Imago de Cyril Dion (Actes Sud)

Imago

 

Festival du premier roman de Chambéry : prise 3

Je suis un peu partagée par rapport à ce livre. J’ai d’abord cru que l’auteur était québécois (Dion est un patronyme fort courant ici) et en me renseignant sur lui, j’ai découvert que c’était un disciple de l’écologiste Pierre Rabhi avec qui il a fondé l’association Les colibris, ainsi que le coréalisateur du documentaire Demain, sorti en 2015 pour promouvoir des alternatives aux modes de vie occidentaux. La couverture du livre est magnifique, la quatrième de couverture invitante…

Je suis curieuse en contemplant cet ouvrage particulier dont le titre est expliqué à la page 5 : Imago est le stade final d’un individu dont le développement se déroule en plusieurs phases.

Plongeons dans cette lecture…

Nous sommes tous en quête de… (compléter par ce qui convient à chacun d’entre nous)

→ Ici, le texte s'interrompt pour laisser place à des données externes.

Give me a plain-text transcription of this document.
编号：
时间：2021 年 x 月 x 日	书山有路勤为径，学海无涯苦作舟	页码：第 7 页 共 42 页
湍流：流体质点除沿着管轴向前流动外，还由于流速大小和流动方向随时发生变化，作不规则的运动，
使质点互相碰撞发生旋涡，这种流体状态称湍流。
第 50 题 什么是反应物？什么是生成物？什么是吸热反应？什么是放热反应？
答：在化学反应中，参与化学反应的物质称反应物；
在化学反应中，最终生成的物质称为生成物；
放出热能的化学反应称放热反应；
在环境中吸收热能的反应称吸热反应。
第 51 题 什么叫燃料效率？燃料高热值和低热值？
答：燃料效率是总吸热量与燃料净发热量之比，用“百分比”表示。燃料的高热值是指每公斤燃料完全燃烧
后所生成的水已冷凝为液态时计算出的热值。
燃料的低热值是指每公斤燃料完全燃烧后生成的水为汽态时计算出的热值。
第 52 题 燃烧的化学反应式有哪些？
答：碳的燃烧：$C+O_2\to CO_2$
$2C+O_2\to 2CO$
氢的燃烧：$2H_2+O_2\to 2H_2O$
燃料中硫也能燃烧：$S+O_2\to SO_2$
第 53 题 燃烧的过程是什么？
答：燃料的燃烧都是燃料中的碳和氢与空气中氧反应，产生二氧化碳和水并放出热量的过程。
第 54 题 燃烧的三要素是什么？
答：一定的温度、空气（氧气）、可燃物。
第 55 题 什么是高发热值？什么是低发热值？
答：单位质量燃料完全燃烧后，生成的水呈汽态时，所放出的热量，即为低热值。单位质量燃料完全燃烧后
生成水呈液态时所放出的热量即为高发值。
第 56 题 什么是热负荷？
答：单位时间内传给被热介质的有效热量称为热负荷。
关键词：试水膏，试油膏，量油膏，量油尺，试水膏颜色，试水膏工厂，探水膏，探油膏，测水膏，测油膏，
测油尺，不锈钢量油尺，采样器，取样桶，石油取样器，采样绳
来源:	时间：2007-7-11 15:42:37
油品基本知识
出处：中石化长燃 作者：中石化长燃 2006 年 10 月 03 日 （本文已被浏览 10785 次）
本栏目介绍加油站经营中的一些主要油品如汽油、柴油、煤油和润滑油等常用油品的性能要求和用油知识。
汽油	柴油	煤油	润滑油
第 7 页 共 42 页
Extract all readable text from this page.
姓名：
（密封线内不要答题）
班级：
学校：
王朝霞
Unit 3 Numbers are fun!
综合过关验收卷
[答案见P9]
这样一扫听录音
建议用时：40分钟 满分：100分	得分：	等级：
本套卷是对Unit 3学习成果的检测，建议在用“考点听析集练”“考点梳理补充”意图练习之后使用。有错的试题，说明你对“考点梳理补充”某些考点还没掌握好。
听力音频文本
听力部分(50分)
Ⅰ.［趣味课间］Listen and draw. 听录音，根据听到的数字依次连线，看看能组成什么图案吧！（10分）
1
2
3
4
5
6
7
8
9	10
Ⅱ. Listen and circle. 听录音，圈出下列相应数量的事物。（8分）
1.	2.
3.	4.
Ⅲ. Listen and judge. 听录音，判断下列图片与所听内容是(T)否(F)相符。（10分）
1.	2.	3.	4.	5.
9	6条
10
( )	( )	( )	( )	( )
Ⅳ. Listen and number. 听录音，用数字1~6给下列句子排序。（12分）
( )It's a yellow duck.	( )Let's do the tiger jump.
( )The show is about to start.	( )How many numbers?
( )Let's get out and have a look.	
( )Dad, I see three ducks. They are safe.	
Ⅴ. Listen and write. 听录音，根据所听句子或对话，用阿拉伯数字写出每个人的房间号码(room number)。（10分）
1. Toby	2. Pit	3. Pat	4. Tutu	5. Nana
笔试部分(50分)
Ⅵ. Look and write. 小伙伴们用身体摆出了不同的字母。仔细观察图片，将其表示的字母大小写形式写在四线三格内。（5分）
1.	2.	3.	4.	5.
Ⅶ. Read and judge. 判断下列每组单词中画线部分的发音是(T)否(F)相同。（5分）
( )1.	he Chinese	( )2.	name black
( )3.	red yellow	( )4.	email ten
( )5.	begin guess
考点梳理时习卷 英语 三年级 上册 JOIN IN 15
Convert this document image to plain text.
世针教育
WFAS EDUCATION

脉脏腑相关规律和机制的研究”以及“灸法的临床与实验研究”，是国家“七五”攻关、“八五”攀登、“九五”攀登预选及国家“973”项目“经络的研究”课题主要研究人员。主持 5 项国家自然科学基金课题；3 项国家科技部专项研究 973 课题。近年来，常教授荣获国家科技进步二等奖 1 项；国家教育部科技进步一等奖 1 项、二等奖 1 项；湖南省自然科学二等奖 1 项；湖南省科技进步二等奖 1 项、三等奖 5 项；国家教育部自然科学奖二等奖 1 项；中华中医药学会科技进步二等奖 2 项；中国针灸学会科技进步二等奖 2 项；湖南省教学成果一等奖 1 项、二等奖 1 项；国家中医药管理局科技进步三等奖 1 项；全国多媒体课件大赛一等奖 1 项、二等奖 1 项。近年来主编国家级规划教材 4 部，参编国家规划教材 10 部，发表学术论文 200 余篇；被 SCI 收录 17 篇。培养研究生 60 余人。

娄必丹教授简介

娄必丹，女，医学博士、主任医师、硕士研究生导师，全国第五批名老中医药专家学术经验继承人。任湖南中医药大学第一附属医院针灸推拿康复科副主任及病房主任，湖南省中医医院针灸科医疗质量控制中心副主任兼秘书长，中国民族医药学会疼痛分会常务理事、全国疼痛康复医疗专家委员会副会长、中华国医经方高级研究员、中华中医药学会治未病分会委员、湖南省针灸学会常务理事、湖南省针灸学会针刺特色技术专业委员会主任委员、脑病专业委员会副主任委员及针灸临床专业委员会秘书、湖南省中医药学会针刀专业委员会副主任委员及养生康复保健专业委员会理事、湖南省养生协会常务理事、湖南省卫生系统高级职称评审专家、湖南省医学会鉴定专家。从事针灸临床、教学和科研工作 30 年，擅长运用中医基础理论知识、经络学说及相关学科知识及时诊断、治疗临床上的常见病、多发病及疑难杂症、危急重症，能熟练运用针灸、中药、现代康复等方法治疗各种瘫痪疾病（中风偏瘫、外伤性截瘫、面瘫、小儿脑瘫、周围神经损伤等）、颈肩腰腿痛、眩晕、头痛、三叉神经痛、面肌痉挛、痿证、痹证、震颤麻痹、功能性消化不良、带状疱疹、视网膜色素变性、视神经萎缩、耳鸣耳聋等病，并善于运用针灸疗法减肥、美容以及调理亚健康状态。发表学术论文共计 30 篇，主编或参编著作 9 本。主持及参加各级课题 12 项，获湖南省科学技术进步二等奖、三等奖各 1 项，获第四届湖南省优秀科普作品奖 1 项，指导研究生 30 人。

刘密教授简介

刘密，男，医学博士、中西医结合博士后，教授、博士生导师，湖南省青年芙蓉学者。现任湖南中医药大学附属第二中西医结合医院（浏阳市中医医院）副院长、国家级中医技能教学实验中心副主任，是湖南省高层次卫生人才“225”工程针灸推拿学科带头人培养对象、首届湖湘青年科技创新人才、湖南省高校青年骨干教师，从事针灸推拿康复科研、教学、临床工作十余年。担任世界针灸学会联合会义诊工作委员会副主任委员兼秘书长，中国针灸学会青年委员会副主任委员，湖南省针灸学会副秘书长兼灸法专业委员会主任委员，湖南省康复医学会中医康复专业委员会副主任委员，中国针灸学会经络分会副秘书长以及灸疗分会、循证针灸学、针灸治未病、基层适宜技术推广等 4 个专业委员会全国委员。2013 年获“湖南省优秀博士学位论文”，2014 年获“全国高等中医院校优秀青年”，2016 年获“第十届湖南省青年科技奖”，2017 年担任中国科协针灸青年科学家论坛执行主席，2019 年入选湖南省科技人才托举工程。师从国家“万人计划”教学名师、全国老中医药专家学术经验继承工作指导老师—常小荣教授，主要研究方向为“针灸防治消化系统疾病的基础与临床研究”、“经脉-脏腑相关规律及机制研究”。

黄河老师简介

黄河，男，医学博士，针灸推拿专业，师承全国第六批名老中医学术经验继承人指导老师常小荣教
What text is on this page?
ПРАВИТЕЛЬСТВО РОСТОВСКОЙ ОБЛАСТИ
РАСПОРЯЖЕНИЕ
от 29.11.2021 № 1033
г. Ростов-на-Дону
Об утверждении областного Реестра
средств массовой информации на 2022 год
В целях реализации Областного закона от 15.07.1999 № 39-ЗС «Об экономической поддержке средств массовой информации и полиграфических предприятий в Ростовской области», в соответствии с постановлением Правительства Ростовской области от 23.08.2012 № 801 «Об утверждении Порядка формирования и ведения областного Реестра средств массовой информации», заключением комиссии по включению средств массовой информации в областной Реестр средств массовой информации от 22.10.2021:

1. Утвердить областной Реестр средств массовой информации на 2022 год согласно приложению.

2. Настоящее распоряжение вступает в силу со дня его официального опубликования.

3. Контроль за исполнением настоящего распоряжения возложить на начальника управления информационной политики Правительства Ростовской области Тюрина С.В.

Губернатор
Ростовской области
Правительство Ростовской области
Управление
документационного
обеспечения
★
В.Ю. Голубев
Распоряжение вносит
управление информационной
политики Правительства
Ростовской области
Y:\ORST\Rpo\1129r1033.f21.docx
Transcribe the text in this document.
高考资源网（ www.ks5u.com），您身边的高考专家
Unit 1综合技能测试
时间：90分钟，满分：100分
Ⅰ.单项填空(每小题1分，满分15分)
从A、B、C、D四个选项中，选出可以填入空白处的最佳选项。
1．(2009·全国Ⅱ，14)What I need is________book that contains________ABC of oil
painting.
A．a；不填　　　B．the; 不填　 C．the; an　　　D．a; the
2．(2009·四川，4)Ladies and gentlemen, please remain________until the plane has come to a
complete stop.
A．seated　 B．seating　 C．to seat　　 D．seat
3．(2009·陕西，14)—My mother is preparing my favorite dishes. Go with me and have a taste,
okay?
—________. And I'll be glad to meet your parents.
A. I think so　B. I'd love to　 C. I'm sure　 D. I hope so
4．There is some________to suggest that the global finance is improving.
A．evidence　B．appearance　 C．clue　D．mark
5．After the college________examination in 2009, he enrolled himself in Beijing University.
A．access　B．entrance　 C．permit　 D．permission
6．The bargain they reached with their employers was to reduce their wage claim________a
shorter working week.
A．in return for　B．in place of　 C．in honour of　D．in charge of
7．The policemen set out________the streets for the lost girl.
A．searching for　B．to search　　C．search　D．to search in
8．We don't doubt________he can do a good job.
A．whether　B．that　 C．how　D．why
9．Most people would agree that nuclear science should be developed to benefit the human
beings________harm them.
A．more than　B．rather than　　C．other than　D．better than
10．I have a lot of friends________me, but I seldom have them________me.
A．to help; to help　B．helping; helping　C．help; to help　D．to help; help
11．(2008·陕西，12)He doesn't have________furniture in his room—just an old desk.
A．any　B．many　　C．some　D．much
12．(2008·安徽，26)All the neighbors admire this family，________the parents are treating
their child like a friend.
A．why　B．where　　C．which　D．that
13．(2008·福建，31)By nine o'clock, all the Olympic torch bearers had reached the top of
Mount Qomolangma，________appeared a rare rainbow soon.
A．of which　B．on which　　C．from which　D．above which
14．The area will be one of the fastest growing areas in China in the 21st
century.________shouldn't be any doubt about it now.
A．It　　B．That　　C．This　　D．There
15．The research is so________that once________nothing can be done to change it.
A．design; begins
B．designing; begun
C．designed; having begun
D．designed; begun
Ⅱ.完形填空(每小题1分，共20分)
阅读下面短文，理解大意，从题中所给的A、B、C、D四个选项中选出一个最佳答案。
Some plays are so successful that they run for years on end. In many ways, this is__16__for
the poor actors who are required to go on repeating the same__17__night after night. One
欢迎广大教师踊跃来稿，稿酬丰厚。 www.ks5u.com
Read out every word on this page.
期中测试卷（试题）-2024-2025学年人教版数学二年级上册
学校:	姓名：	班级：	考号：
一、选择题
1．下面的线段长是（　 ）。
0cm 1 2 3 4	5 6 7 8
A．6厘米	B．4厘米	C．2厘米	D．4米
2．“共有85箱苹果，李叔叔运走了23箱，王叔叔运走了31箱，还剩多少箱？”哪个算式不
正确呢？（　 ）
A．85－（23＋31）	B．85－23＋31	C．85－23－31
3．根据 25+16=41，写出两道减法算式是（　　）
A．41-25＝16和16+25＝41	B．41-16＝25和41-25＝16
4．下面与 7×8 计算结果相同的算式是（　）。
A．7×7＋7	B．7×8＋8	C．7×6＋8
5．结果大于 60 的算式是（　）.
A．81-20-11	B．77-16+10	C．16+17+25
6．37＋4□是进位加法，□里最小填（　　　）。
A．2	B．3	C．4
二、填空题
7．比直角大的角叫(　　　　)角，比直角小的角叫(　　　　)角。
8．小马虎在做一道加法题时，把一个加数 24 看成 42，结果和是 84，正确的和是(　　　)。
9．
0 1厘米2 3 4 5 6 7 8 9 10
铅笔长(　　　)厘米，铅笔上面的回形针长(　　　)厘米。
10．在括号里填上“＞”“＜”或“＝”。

Au fil des pages, nous allons suivre l’histoire de quatre protagonistes : Nadr et son demi-frère Khalil nés dans les Territoires palestiniens, Fernando, et la mère de tous ces hommes, Amandine. Dans les Territoires, les deux frères survivent dans un environnement de désolation, de désœuvrement rythmé par les échanges de tirs et de pierres entre des jeunes Palestiniens, qui n’ont plus rien à perdre, et l’armée israélienne. La colère finira par exploser, telle la grenade de trop, poussant Khalil à s’enfuir à Paris pour commettre un attentat-suicide. Nadr se lancera à sa poursuite pour l’empêcher de commettre cette folie destructrice. Pendant ce temps, Fernando le brillant analyste du Fonds monétaire international sera confronté à sa propre histoire en se rendant là-bas, obligé d’affronter la dure réalité de cette région et de son passé. Amandine est le seul personnage qu’on voit finalement assez peu, assaillie par une certaine forme de désespoir, celui d’avoir perdu son fils Nadr qui lui a été arraché à la naissance et sa volonté de fuir du monde des hommes.

Bizarre, bizarre…

Tout comme l’objet-livre, l’histoire m’a laissée perplexe. Je ne peux dire que j’ai aimé mais je ne peux pas dire non plus que je n’ai pas aimé. Je relève certaines incongruités, et  je suis très pointilleuse sur le réalisme et n’aime pas les entre-deux. Dès qu’un élément semble peu plausible, je décroche (cela s’applique bien évidemment aux films et aux séries). Vous vous doutez bien que cela arrive souvent et que malgré mon impatience légendaire, je me fais un point d’honneur à terminer les oeuvres, par respect pour le travail réalisé (et avec le maigre espoir que je vais de nouveau replonger dedans). Dans le livre de Dion, la porosité des frontières m’apparaît surréaliste, surtout dans le contexte actuel. Par ailleurs, le siège du Fonds monétaire international est à Washington, pas à Paris.

Par certains aspects, le livre m’a fait penser à L’orangeraie de Larry Tremblay (éditions Alto) qui s’est penché sur le cas de deux frères dont l’un finira, malgré lui, kamikaze. Cette question est très délicate à aborder, tout comme la situation intenable depuis des décennies dans les Territoires palestiniens, sur laquelle la communauté internationale ferme les yeux. Est-ce possible de retranscrire la vie ou même les sentiments de gens qui n’ont rien et, bien souvent, n’ont jamais rien eu (le Proche-Orient est une région où les jeunes adultes composent la majorité de la population) ? Je ne sais pas. Le décalage est si extrême qu’il devient difficile de concevoir l’inconcevable. Est-il possible de sortir des Territoires comme l’ont fait Khalil et Nadr ? Est-il possible d’être animé d’un tel élan meurtrier (ou pacifiste selon la personne) au point de tout quitter pour essayer autre chose ? Je ne sais pas non plus. Quant à Fernando, symbole des fonctionnaires technocrates qui pensent changer le monde dans leur position, une telle personne peut-elle exister ? Est-il possible d’être si détaché de tout ? J’en doute. Le cas d’Amandine est le moins intéressant ; cette femme qui se cherche et finira ermite, en symbiose avec la nature, ne nous dit pas grand-chose.

Rêver d’un autre monde ?

Je tiens à souligner l’écriture de Cyril Dion, qui aligne les mots dans un style fluide, classique et agréable. On sent un grand lecteur derrière l’auteur, adepte d’une certaine recherche de qualité littéraire, qui fait bien souvent défaut. Cependant, je demeure perplexe sur le livre, qui m’apparaît inachevé, et qui pourtant reste en tête des jours et des semaines après l’avoir lu… Que représente cette fiction : une invitation à un autre monde ? À vous de trancher.